Given the various business scandals in the last several years, companies are refocusing attention on business ethics. The spotlight is not only on the managers who run things, but also on the boards of directors. Corporate governance refers to the mechanisms that make it possible to direct, control, and evaluate a company and its management. Boards also rely on corporate governance to protect the interests and rights of shareholders.
A company’s employee selection process is important to minimizing as much as possible the hiring of individuals with questionable ethical standards. Likewise, organizations can help employees understand ethical expectations with codes of ethics and decision rules. Codes of ethics are formal statements of an organization’s primary values and the ethical rules it expects its employees to follow. We’ll look at these in more detail later on. Managers of all levels set the tone by their own action and behaviours. Therefore it is important to lead by example if the organization wants people to pay attention to ethics. Job goals and performance reviews help reinforce the importance of ethical behaviour. By reviewing performance on a regular basis, a manager can discuss not only the economic goals of the organization but reviewing the manner in which the goals have been achieved.
More and more organizations are setting up seminars, workshops, and similar ethics training programs to encourage ethical behaviour. However, there is much debate about whether people can be taught ethics. Social audits have been designed to evaluate decisions and management practices in terms of the organization’s code of ethics. These audits are usually conducted by individuals outside the organization. Lastly, people can be supported when facing ethical dilemmas. Figure 2-4 provides a decision tree when faced with an ethical dilemma.
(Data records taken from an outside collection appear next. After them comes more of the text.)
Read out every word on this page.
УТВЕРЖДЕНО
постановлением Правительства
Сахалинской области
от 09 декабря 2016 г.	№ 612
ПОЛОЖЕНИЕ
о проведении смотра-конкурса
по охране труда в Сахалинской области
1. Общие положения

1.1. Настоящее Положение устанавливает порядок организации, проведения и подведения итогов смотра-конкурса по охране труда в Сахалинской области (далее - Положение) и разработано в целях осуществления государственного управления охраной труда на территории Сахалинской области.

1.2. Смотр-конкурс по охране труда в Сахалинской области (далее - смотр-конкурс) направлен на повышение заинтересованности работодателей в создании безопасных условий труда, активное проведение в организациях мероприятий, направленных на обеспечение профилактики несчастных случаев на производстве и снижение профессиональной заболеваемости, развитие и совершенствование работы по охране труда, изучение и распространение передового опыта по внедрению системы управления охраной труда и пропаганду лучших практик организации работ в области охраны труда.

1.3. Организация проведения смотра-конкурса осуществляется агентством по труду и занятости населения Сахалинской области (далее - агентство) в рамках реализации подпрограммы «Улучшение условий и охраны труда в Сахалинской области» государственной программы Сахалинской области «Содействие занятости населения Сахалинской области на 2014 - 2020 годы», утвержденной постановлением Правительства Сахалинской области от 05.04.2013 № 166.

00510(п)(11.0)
In addition, a person can look at the mission and values statements or consider the impact of the decision on co-workers.
For codes to have the force and importance, a written introduction by the Chair of the Board and/or CEO is key. People in the organization look to top management as the benchmark of behaviours and actions. Without the support of managers, these become meaningless statements.
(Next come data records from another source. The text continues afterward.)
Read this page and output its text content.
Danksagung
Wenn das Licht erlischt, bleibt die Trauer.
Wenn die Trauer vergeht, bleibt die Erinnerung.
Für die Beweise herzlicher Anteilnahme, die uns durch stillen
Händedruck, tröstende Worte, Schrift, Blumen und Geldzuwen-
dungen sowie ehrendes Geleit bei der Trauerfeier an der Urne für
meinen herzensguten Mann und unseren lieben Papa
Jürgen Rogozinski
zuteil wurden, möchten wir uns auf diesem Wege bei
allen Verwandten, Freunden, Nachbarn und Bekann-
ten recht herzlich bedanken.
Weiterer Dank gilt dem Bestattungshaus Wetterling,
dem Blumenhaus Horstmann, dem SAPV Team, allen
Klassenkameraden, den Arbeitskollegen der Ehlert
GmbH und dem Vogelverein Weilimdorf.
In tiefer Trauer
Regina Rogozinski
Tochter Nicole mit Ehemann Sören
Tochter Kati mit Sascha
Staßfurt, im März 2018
There are a variety of things managers have responsibility for relating to codes of ethics. Among those is active involving people in the development of the code to signify the importance the organization places on the code. Also, as has been stated before, managers must support the code by both word and action.
There is some concern that social responsibility and ethics has taken a back seat in business. A survey of employees shows that workplace pressures are leading more and more people to consider acting unethically or illegally on the job. The results indicated that 56% of those surveyed felt pressure to act unethically or illegally while 48% said they had actually committed such activities. But concerns about social responsibility are growing as more and more people understand the impact Canadian businesses have on not just the local community but also the world community. People are concerned about companies that cut corners in order to increase profits but in doing so pollute the environment. Acting ethically is not always easy. However, because society’s expectations of its institutions are changing regularly, managers must continually monitor those expectations. What is ethical today may be a poor guide in the future.